Monumen atas apa? Ingatan atas peran anak yang punya posisi yang setara dalam hal berpendapat di hadapan orang tua. Jika yang diakui Stanley tentang orang tuanya benar, orang tua mana yang tidak mendambakan bisa lancar berkomunikasi dengan anaknya seperti itu?
Kita tahu, sebagian besar orang tua ingin yang terbaik bagi anaknya. Tapi, seringkali menunjukkan kasih sayangnya dengan cara yang tidak tepat. Jika tidak berlebihan dengan memenuhi segala pinta anak. Ya, terlalu menyalahkan anak ketika mengalami kegagalan.

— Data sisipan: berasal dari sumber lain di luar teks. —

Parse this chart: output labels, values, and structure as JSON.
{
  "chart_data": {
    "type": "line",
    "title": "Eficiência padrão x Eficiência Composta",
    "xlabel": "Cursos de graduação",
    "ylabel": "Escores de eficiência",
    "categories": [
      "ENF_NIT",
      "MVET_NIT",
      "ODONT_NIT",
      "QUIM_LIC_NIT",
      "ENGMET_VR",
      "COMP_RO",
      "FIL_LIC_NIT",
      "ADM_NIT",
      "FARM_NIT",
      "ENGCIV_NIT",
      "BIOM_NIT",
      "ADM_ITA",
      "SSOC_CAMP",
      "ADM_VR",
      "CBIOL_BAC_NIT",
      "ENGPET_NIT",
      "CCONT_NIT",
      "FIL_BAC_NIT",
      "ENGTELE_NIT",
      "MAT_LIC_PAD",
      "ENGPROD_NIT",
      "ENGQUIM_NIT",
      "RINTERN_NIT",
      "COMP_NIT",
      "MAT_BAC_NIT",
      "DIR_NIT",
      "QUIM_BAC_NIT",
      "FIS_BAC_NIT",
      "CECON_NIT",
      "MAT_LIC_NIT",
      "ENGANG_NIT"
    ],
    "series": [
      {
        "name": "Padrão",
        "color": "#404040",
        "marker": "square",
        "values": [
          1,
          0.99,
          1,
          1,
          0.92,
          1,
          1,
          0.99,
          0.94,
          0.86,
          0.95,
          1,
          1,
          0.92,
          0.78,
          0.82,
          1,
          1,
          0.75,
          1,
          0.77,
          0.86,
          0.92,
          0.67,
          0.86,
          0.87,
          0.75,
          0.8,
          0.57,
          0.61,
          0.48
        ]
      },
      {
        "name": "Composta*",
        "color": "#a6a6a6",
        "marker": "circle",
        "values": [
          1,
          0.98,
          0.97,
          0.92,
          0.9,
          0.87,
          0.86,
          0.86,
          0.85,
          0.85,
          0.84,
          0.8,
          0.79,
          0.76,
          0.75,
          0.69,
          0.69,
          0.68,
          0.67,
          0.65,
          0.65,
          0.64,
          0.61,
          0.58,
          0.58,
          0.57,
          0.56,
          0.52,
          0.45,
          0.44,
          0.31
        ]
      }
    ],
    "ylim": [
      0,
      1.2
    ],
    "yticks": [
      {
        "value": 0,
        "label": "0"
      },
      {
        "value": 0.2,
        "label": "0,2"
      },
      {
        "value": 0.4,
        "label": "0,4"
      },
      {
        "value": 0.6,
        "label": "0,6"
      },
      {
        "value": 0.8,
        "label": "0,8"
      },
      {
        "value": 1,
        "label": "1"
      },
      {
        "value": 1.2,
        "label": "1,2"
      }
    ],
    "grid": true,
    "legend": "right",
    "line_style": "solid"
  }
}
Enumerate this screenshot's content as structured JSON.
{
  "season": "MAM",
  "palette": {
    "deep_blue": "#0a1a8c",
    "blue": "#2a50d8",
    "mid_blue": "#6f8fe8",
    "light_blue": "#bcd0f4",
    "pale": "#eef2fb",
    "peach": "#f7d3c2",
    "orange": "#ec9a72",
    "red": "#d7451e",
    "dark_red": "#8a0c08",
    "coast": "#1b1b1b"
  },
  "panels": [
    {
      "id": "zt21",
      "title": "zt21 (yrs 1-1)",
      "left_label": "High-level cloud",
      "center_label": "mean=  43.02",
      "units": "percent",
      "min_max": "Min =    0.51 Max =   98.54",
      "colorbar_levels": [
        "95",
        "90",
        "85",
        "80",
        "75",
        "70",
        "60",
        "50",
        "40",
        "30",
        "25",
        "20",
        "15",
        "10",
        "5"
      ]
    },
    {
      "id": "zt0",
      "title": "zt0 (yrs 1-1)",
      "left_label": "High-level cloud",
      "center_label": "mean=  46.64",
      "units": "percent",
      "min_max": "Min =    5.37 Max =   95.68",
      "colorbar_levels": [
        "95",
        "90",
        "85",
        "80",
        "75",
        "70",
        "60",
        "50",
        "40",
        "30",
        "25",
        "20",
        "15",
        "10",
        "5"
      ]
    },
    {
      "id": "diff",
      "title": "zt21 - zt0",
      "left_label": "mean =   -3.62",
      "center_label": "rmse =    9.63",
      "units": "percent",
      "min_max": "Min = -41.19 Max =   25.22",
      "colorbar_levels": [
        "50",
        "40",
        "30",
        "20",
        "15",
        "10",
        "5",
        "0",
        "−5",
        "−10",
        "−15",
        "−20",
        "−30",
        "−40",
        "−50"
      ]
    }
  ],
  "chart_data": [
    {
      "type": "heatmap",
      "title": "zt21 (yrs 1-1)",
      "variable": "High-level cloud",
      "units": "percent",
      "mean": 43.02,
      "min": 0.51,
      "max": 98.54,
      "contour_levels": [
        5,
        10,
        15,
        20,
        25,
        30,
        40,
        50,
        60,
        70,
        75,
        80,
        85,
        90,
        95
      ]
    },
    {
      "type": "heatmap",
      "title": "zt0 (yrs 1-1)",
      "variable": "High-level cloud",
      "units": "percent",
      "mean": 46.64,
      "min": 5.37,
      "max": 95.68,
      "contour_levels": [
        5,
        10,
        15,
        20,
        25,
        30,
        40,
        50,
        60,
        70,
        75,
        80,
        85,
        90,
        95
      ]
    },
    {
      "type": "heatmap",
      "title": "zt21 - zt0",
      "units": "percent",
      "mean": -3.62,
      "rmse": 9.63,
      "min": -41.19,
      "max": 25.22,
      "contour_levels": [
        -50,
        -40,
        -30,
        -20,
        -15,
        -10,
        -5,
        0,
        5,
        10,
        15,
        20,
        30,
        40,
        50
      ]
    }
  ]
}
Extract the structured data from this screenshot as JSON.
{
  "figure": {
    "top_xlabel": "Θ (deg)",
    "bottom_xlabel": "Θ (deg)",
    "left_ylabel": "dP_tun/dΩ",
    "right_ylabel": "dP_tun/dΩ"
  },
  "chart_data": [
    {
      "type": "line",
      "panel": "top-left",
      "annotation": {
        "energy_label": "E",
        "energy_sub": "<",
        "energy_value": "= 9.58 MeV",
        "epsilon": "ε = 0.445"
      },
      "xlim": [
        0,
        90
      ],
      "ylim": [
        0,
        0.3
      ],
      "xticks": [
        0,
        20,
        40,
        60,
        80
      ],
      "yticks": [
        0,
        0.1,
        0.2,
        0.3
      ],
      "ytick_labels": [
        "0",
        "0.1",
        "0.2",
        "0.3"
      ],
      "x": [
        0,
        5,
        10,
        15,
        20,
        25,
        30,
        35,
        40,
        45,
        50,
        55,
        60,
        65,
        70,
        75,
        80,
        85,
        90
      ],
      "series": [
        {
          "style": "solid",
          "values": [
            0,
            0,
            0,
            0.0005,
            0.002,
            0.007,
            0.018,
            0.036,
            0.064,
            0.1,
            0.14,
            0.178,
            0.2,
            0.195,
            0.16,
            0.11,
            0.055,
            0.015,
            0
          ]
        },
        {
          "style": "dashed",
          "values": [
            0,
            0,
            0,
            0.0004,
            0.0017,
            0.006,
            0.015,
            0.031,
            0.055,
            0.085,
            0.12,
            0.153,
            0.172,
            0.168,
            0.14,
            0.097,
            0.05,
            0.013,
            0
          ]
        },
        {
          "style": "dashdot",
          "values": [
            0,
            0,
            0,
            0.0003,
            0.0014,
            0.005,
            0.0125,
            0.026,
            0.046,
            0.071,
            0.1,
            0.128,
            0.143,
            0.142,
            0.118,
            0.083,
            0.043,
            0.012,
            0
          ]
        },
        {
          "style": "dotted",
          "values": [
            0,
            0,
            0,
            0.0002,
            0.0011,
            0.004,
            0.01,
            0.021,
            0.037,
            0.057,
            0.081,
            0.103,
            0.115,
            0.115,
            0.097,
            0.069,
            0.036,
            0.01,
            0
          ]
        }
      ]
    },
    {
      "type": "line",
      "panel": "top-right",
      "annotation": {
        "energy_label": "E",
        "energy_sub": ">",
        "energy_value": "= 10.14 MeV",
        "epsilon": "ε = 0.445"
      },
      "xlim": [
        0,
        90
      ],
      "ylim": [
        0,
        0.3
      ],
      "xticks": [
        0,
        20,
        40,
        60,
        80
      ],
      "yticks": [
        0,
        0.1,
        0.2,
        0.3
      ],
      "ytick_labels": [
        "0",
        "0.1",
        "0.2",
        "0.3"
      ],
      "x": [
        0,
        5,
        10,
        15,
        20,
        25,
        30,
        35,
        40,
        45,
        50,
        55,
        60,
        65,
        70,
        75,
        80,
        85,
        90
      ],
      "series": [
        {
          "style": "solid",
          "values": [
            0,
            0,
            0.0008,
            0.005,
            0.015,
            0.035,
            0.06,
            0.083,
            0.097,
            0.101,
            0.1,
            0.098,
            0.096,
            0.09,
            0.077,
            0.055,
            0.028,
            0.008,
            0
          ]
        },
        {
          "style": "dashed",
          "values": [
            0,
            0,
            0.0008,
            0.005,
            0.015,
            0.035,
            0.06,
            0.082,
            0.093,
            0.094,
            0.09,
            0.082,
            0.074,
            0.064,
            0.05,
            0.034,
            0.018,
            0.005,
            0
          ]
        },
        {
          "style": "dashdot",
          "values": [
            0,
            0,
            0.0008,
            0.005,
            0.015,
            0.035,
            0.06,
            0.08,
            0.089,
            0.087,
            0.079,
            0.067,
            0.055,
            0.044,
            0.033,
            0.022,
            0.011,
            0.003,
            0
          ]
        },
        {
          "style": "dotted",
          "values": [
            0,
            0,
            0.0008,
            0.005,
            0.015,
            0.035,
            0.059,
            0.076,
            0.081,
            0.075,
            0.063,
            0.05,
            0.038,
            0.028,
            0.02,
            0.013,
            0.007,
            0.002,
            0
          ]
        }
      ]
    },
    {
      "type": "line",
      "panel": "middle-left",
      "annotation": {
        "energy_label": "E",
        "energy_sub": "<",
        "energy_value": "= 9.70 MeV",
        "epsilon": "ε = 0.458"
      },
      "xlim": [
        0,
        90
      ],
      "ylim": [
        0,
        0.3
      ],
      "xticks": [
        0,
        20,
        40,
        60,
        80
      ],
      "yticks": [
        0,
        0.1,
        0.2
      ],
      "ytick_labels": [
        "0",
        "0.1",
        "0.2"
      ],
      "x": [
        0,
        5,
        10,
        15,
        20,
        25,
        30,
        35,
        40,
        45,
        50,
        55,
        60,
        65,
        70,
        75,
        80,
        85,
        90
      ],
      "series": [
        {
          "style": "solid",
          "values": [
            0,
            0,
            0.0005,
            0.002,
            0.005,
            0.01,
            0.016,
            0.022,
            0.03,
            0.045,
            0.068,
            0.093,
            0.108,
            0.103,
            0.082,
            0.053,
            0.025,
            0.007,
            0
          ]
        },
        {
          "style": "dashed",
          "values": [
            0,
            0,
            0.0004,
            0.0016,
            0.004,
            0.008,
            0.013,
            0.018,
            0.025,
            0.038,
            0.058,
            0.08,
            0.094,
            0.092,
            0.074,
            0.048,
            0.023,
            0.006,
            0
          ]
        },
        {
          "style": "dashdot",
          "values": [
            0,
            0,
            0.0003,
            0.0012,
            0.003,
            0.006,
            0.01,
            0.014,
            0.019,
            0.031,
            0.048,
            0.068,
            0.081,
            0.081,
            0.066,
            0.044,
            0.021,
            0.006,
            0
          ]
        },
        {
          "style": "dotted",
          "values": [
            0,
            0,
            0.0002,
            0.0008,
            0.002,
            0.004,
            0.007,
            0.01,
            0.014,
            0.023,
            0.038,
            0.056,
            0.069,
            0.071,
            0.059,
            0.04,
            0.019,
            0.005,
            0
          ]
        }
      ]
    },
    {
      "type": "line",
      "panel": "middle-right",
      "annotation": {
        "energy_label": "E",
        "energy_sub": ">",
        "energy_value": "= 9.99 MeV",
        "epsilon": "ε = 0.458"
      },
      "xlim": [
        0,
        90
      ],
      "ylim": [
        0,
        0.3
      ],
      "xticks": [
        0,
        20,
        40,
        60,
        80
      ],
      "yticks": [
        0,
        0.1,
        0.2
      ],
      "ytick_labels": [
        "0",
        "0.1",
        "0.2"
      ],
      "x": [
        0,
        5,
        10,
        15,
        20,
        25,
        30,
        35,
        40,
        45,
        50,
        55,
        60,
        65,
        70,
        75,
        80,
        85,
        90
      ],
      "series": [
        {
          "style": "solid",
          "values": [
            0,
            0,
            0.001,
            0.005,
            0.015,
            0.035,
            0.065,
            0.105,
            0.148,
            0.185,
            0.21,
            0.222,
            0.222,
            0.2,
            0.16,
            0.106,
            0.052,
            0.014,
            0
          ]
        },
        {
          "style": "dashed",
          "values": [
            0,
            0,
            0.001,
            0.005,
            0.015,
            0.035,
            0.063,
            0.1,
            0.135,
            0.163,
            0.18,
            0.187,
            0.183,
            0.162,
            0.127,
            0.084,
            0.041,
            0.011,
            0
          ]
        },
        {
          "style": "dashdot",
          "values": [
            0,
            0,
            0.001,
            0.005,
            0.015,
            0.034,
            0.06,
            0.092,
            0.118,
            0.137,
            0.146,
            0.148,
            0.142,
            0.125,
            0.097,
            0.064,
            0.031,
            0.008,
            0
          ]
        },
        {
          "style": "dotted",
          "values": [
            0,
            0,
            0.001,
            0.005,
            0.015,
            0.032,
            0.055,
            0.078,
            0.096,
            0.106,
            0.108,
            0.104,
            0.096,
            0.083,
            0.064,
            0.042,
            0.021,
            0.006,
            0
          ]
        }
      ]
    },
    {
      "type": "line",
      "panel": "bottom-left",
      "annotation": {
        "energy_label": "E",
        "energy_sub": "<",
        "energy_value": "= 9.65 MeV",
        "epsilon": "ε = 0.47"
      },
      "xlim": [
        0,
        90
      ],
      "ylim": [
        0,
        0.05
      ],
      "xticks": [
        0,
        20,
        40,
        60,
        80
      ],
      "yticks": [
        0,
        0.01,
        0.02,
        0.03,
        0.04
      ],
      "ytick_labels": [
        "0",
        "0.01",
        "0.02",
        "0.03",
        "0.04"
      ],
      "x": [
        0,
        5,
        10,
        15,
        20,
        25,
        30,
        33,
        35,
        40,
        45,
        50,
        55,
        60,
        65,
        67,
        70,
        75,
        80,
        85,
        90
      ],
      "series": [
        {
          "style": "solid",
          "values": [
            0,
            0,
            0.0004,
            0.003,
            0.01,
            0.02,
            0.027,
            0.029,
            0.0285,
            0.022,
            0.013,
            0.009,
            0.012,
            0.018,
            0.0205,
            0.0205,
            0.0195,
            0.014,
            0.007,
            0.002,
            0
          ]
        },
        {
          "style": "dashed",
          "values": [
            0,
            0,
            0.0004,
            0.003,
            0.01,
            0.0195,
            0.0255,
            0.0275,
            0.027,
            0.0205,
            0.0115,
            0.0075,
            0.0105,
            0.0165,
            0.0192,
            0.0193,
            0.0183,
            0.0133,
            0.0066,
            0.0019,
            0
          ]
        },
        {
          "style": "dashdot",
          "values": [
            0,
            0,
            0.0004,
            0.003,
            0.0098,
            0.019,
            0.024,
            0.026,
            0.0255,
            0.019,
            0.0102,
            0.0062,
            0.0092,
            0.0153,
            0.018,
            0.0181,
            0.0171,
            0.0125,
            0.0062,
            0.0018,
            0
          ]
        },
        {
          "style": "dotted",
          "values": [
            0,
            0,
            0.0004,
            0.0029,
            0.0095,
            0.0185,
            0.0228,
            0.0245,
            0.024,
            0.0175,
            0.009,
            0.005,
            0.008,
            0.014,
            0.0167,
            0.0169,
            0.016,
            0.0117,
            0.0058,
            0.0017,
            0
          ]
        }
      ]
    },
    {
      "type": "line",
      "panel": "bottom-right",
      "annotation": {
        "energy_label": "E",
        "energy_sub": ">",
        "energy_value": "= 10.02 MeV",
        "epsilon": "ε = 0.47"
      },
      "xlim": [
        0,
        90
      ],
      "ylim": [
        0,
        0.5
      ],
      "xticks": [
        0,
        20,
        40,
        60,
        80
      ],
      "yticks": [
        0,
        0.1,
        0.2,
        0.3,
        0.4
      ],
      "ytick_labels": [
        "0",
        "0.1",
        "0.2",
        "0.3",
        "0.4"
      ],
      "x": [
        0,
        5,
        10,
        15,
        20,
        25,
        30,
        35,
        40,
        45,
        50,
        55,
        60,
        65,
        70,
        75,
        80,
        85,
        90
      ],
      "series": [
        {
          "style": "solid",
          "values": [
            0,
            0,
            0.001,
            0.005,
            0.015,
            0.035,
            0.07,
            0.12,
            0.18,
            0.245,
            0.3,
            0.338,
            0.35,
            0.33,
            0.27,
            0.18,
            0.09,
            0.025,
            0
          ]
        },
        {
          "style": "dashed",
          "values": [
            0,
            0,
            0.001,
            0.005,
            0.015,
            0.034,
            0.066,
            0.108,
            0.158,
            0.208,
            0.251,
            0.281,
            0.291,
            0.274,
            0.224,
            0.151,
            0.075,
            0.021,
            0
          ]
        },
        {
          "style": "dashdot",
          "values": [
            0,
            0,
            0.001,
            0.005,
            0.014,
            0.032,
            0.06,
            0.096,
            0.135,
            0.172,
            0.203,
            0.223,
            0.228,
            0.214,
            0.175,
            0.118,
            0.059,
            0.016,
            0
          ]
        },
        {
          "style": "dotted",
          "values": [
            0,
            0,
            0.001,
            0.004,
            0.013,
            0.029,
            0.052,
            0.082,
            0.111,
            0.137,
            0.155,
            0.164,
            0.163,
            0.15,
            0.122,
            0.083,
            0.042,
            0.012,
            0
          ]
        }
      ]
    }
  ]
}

Selama pandemi korona, kita jadi sering di rumah. Kegiatan di luar rumah dibatasi, pemerintah menganjurkan bekerja dari rumah, belajar dari rumah, dan beribadah dari rumah. Memikirkan ulang tafsir atas kisah Malin Kundang, membuat saya memikirkan ulang makna dari ungkapan: Rumahku Surgaku. Bagaimana jika yang terjadi sebaliknya?
Bagi korban kekerasan dalam rumah tangga, bukankah masa pandemi ini seperti memasuki kerak neraka yang lebih dalam dari sebelumnya? Kemudian muncullah ungkapan lainnya: Rumahku Nerakaku.


Arif Rohman,bergiat di KOFIKU (Komunitas Fiksi Kudus).